I checked on a forum from my stats class a year ago, and found that someone was able to work it by dividing the data into groups.
LowCluster <- t(dataMat[c(1:1877),1:6])
MedCluster <- t(dataMat[c(1878:3166),1:6])
HigCluster <- t(dataMat[c(3167:5364),1:6])
mshaplow <- mshapiro.test(LowCluster)
mshapmed <- mshapiro.test(MedCluster)
mshaphigh <- mshapiro.test(HigCluster)
I got the same error.
Error in solve.default(R %*% t(R), tol = 1e-18) :
Lapack routine dgesv: system is exactly singular: U[7,7] = 0
How can I resolve this?
A couple issues. First, the mshapiro.test
function requires the data to be in row format, so you need to use t()
to transpose your data.
But it will still fail due to singular matrix because you have columns that are exactly linear combinations of each other. For example, Group
is equal to 4*Cluster
, and Measure
is the same as Measure2
. Check out this discussion on singular matrices for more info.

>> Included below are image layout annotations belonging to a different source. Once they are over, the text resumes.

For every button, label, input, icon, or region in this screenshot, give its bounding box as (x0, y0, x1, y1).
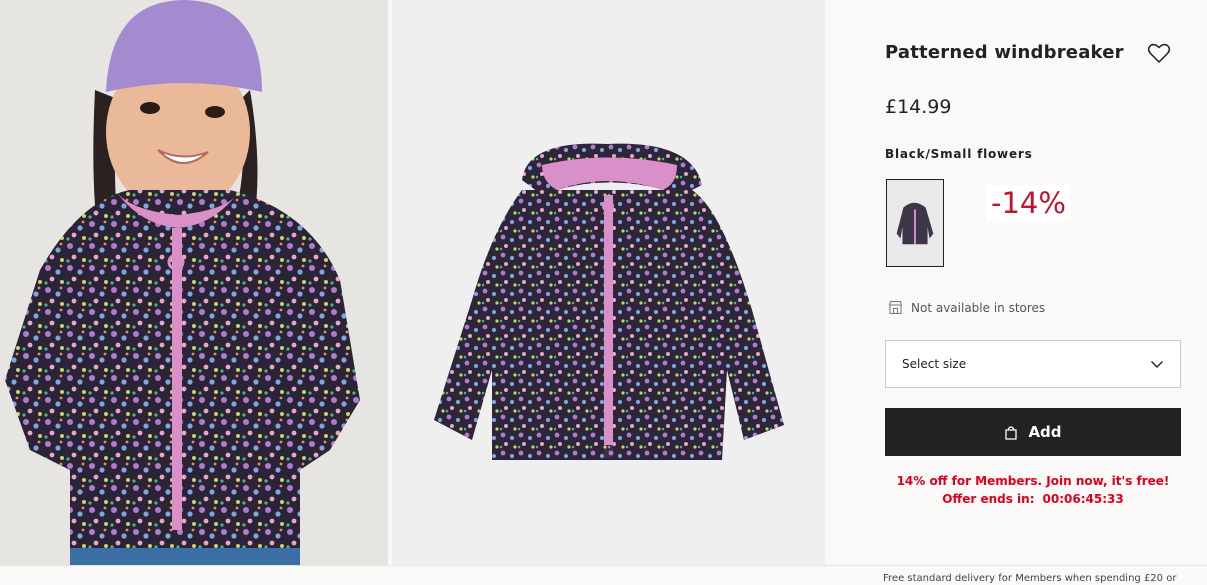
swatch-jacket-image (887, 180, 943, 266)
shopping-bag-icon (1005, 425, 1018, 440)
chevron-down-icon (1151, 361, 1163, 368)
store-icon (888, 301, 903, 314)
member-promo: 14% off for Members. Join now, it's free… (885, 472, 1181, 508)
color-swatch-thumbnail[interactable] (886, 179, 944, 267)
store-availability: Not available in stores (888, 300, 1045, 315)
size-dropdown[interactable]: Select size (885, 340, 1181, 388)
model-photo[interactable] (0, 0, 388, 565)
product-page: Patterned windbreaker £14.99 Black/Small… (0, 0, 1207, 585)
heart-icon[interactable] (1147, 42, 1171, 64)
add-to-bag-button[interactable]: Add (885, 408, 1181, 456)
product-photo-illustration (392, 0, 825, 565)
discount-badge: -14% (986, 185, 1071, 221)
color-name: Black/Small flowers (885, 147, 1033, 161)
product-title: Patterned windbreaker (885, 42, 1124, 63)
product-photo[interactable] (392, 0, 825, 565)
store-availability-text: Not available in stores (911, 300, 1046, 315)
product-info-panel: Patterned windbreaker £14.99 Black/Small… (826, 0, 1207, 565)
product-price: £14.99 (885, 96, 952, 118)
offer-countdown: Offer ends in: 00:06:45:33 (885, 490, 1181, 508)
member-promo-line: 14% off for Members. Join now, it's free… (896, 474, 1170, 488)
size-dropdown-label: Select size (902, 357, 967, 371)
model-photo-illustration (0, 0, 388, 565)
delivery-note: Free standard delivery for Members when … (883, 573, 1177, 584)
add-button-label: Add (1028, 423, 1062, 441)
offer-timer: 00:06:45:33 (1042, 492, 1124, 506)
offer-ends-label: Offer ends in: (942, 492, 1035, 506)
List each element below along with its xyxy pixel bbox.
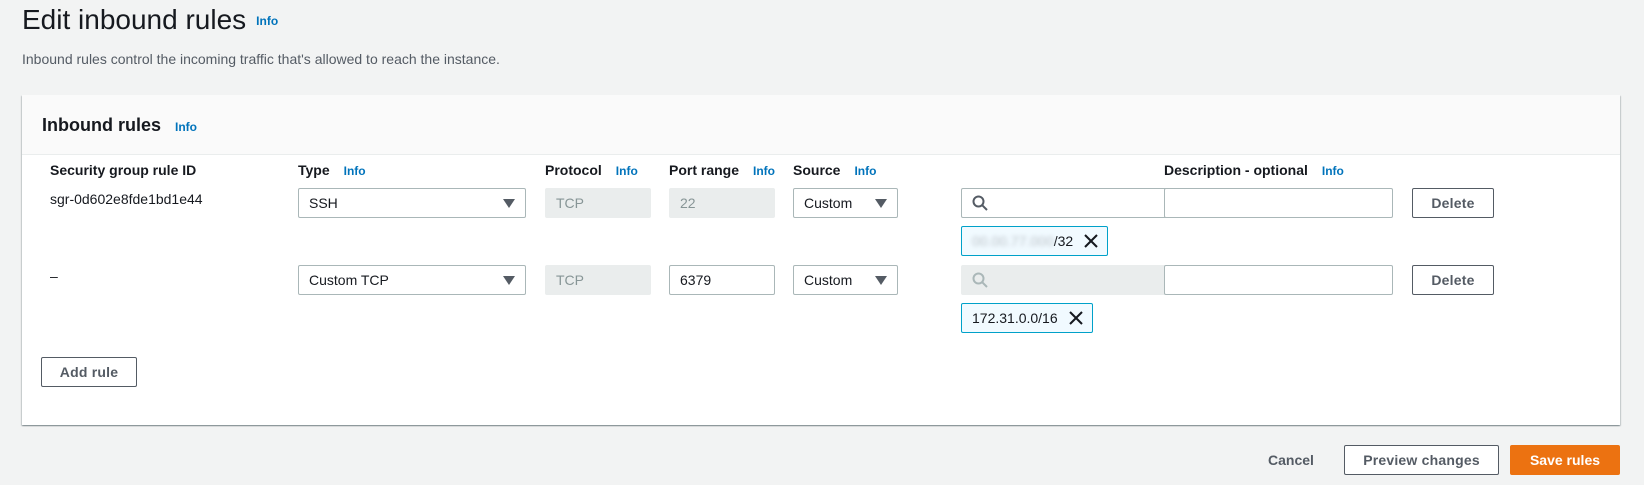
port-range-info-link[interactable]: Info: [753, 164, 775, 178]
source-token-label: 172.31.0.0/16: [972, 310, 1058, 326]
port-range-field: 22: [669, 188, 775, 218]
column-header-description: Description - optional Info: [1164, 162, 1344, 178]
page-description: Inbound rules control the incoming traff…: [22, 51, 500, 67]
preview-changes-button[interactable]: Preview changes: [1344, 445, 1499, 475]
column-label: Source: [793, 162, 841, 178]
source-select[interactable]: Custom: [793, 188, 898, 218]
caret-down-icon: [875, 275, 887, 285]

Assuming you only want to test normality on the Measure
variables, here is a sample of code that will work to illustrate the singular matrix issue:
df2 <- data.df[,c(4, 5, 6)]
df2[8,1] = 0 # changing this value makes it so no column is a linear combo of any other column
mshapiro.test(t(df2))
But are all of your Measure
values 0 or 1? If so, why would you test for normality?